Hansen-Cavasos said she likes that Homer is a place where both she and her children have grown up. They’ll be graduating from the same schools she did.
“I’ve left just a very, very few times, and not for very long at all, but when I come home I’m like, ‘oh, it’s home,’” she said.
Though she doesn’t have experience at the city level yet, Hansen-Cavasos said her other life experiences have prepared her to be a working member of the council, especially her time with Popeye Wrestling and Alaska USA Wrestling.
“We obviously have a board, and I know how to work together with different types of personalities,” she said. “Strong and soft and gentle and … you know, the vibrant personalities, and you’ve got to all get along.”
Hansen-Cavasos has been at her job for more than 18 years.

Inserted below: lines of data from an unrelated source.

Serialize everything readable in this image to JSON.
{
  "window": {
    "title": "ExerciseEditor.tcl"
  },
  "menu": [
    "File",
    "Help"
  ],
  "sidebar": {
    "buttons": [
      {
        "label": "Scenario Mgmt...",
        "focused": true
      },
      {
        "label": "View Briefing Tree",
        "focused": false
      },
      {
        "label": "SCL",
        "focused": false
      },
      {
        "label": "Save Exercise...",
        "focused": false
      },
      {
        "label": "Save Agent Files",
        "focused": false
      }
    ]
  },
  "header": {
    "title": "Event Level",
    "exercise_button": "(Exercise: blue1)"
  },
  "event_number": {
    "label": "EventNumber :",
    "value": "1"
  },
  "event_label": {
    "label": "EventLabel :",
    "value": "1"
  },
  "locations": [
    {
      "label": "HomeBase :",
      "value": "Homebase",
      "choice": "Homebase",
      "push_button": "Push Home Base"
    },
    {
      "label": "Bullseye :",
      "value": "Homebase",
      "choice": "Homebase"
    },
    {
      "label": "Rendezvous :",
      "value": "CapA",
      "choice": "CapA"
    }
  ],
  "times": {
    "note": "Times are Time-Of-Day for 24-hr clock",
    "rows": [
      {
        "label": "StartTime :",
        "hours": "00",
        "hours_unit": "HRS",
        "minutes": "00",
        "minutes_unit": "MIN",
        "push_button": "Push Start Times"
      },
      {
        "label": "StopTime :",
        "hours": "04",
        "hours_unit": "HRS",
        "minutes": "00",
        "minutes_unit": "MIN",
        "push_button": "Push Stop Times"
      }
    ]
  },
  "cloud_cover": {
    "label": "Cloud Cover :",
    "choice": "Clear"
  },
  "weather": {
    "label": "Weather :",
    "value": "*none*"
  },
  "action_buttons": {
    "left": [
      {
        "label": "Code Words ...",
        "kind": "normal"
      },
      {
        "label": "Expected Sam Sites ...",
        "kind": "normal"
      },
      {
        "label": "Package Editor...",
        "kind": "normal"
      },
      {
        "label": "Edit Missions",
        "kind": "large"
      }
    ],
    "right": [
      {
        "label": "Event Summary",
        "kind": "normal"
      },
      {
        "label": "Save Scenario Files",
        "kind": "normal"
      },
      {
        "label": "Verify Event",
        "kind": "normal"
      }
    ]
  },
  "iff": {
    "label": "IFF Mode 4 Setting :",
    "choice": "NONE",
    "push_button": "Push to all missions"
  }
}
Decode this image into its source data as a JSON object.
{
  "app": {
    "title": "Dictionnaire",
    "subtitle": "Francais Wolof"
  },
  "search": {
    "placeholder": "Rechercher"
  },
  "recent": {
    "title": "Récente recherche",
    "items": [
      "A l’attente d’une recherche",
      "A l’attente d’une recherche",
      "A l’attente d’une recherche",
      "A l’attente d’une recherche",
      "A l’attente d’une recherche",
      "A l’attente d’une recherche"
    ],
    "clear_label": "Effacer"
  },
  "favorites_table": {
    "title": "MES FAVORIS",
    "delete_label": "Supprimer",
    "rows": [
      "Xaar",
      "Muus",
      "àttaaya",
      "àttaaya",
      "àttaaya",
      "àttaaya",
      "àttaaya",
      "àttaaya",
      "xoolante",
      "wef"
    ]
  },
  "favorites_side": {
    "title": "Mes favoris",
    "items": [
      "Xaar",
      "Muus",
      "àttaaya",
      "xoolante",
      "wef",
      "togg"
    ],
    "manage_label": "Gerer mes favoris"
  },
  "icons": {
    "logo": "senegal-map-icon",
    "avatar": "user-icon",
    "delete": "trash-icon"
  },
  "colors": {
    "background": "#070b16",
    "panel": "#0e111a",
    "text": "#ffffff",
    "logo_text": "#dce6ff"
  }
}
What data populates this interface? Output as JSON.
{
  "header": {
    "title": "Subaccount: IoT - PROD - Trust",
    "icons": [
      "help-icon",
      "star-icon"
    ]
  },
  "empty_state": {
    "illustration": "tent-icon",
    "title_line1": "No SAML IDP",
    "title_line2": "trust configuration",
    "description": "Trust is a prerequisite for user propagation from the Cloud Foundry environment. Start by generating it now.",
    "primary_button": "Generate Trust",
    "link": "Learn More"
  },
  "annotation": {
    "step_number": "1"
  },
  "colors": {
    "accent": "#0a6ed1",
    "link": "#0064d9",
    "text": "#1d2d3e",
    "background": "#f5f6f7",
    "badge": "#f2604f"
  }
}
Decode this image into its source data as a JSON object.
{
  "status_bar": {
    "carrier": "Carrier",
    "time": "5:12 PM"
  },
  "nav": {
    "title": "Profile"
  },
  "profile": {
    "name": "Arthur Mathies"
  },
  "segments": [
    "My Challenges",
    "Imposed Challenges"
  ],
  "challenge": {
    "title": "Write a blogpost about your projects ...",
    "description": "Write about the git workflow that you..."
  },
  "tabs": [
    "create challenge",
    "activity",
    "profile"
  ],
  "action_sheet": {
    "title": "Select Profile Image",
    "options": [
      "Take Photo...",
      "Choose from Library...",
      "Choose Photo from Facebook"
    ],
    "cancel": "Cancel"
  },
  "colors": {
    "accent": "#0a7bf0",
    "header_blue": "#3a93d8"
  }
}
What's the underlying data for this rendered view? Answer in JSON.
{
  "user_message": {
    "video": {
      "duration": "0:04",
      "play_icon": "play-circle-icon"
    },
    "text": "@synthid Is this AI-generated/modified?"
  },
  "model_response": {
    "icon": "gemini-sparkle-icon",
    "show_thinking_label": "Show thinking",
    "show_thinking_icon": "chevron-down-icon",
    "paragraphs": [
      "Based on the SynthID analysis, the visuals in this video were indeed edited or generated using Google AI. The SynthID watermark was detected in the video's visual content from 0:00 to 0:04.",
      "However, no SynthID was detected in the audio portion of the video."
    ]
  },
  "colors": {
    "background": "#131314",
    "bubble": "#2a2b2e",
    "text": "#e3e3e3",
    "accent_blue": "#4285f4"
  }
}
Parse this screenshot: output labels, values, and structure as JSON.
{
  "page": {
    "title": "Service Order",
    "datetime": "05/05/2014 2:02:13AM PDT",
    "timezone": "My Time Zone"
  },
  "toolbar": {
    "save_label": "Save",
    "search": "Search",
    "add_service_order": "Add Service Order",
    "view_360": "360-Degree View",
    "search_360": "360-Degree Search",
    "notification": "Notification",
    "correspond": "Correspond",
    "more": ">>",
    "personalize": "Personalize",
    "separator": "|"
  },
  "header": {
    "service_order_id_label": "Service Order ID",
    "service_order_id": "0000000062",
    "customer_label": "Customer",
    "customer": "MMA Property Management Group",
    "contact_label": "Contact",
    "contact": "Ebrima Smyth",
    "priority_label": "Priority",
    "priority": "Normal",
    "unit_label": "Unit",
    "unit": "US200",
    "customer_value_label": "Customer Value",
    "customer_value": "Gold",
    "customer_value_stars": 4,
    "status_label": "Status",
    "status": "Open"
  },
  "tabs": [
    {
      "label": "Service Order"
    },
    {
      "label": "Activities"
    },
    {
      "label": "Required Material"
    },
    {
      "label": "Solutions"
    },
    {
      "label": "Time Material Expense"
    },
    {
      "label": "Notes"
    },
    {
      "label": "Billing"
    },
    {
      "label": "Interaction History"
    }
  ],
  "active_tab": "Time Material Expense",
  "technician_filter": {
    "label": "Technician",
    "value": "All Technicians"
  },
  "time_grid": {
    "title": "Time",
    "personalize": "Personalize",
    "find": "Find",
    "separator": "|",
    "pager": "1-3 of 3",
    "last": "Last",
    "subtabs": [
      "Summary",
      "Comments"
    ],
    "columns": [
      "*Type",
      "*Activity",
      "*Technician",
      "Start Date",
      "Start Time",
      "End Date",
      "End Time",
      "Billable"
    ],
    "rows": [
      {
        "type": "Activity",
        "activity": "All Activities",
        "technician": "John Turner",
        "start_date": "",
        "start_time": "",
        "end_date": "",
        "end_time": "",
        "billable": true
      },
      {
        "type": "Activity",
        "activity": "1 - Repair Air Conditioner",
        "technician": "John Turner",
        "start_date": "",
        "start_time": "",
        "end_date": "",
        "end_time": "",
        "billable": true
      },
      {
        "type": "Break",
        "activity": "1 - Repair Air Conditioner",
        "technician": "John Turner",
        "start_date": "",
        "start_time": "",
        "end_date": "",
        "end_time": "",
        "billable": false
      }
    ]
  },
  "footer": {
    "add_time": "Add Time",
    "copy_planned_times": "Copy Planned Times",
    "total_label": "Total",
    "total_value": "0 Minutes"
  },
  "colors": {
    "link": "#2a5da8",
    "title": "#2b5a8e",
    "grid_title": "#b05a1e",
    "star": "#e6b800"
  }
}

“I help coordinate travel for patients who are on Medicaid and there’s a lot of personalities,” she said. “And they’re either stressed or worried because they’re really sick and they need help, or it’s just to get their kid to an appointment. And so I’ve learned over the years the skill set to work with people.”
Hansen-Cavasos said her job and her role as a mother have taught her how to be good at just sitting and listening.
“It’s hard to do,” she said. “You want to just jump in and give your opinions right off the bat, but it’s so much easier and better if you can sit back and breathe, and listen to everybody’s view and then add your own, and say let’s talk about this.”
She said she would prefer to set aside her personal beliefs when working out city issues with other council members.
“Because maybe my personal beliefs aren’t what’s best for the community as a whole, so I would rather go into it thinking about versus what my own personal goal or opinion would be,” she said.
Things that are important to Hansen-Cavasos and that she would focus on if elected are opportunities for children and youth, fighting addiction and supporting the Homer port and harbor as a source of revenue for the city.
“Port and harbor is huge for me, even though I need to learn so much more about it,” she said. “I have got calls (out) to friends and community members to talk with them about the issues at hand.”
She described commercial fishing in Kachemak Bay as a formative part of growing up in Homer and something that she wants to protect and preserve for future generations.
“When I was a kid, that was a way of life,” Hansen-Cavasos said. “My dad worked two weeks on, two weeks off for the (North) Slope. … We would go out in the bay and fish and spend our whole weekend out there, and drop our shrimp pots and crab pots and fish.”
When it comes to providing for local youth, Hansen-Cavasos recalled the time when Homer had its own Boys and Girls Club. She said it was hard when that option went away, and said she’d bring her own experience as a single mom with children spanning several age groups to the table as a council member when it comes to making the community welcoming to families.
“It’s difficult,” she said. “And there’s a lot of those (single parent homes) out there. I know that from my job.”
She also wants to focus on making Homer accessible and sustainable for the elderly to live in.
Hansen-Cavasos said that although the decision to run in this election was not planned in advance, she’s always known she would eventually step up to serve her community in a larger way. Now’s the time, she said.
She said she thinks it’s important for voters in local elections to have choices, and that bringing new candidate and voices to the table also brings fresh outlooks and ideas.